Broader Implications for Bitcoin
Monetary Policy in a Post-Labor Growth Economy
AI-driven productivity challenges the assumption that employment is the primary transmission channel between growth and social welfare. As output rises without broad-based hiring, central banks and governments may be forced to reconsider how they define economic success and policy targets. Over the next several years, this tension could accelerate experiments with alternative metrics, fiscal redistribution, or new social contracts.
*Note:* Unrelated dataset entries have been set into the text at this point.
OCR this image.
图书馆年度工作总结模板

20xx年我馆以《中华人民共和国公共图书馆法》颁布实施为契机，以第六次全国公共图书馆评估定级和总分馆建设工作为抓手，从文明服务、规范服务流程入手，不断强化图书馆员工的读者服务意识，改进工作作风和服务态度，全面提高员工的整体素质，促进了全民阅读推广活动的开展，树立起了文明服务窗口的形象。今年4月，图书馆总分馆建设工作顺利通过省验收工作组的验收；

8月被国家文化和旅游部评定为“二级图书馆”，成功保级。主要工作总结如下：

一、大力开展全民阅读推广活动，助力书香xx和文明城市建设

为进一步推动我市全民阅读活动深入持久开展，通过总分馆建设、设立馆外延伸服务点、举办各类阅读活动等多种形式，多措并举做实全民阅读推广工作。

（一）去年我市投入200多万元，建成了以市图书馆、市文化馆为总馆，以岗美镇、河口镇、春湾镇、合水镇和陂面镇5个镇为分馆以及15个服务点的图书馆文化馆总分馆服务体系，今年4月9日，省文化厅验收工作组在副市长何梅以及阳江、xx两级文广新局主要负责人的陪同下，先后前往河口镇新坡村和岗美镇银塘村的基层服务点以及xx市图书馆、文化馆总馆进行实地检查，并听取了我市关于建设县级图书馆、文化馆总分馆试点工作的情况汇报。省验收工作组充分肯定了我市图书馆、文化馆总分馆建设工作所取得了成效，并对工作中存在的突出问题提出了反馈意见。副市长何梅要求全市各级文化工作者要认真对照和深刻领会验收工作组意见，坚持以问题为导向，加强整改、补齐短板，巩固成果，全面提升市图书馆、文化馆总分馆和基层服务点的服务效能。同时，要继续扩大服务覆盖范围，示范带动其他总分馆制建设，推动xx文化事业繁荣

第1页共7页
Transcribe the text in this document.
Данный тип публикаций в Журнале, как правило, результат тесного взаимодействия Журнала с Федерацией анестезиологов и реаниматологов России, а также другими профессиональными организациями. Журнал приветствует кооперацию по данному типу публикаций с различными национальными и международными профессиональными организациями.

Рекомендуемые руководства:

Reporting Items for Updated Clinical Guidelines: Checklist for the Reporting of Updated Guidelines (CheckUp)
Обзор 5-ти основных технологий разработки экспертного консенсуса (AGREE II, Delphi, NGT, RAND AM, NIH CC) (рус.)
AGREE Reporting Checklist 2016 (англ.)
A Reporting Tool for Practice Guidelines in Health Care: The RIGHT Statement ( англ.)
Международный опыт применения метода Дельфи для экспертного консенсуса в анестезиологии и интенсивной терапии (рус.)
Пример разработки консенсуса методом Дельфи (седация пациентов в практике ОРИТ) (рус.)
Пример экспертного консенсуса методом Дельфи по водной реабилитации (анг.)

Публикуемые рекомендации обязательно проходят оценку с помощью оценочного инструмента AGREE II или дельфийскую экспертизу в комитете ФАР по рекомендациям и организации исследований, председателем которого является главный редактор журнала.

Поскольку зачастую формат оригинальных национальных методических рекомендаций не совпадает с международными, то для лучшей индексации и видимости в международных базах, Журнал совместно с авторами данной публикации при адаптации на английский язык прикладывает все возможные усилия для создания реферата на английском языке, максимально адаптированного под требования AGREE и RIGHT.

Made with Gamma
Infrastructure as the New AI Bottleneck
The shift from software to physical AI implies that power, hardware supply chains, and energy policy will increasingly shape technological progress. Jurisdictions that fail to expand grid capacity or streamline permitting may lose competitiveness, while those that succeed attract capital and talent. This dynamic has cross-border relevance and will influence how digital transformation intersects with industrial policy.
Bitcoin as a Liquidity-Sensitive Monetary Asset
In a world of reflationary growth and shifting policy signals, Bitcoin’s role increasingly resembles that of a macro-sensitive monetary asset rather than a purely speculative instrument. Its performance under rising PMIs and dollar weakness suggests relevance as a hedge against policy miscalibration and currency debasement. Over a multi-year horizon, this positioning could deepen Bitcoin’s integration into global portfolio strategies.
Political Economy of Automation
Widespread AI adoption raises the probability of political backlash as voters confront job redesign and displacement. Regulatory interventions aimed at slowing automation could create uneven adoption across regions, reshaping global competitiveness. Bitcoin’s neutral, borderless nature may gain relevance as trust in domestic policy responses diverges across jurisdictions.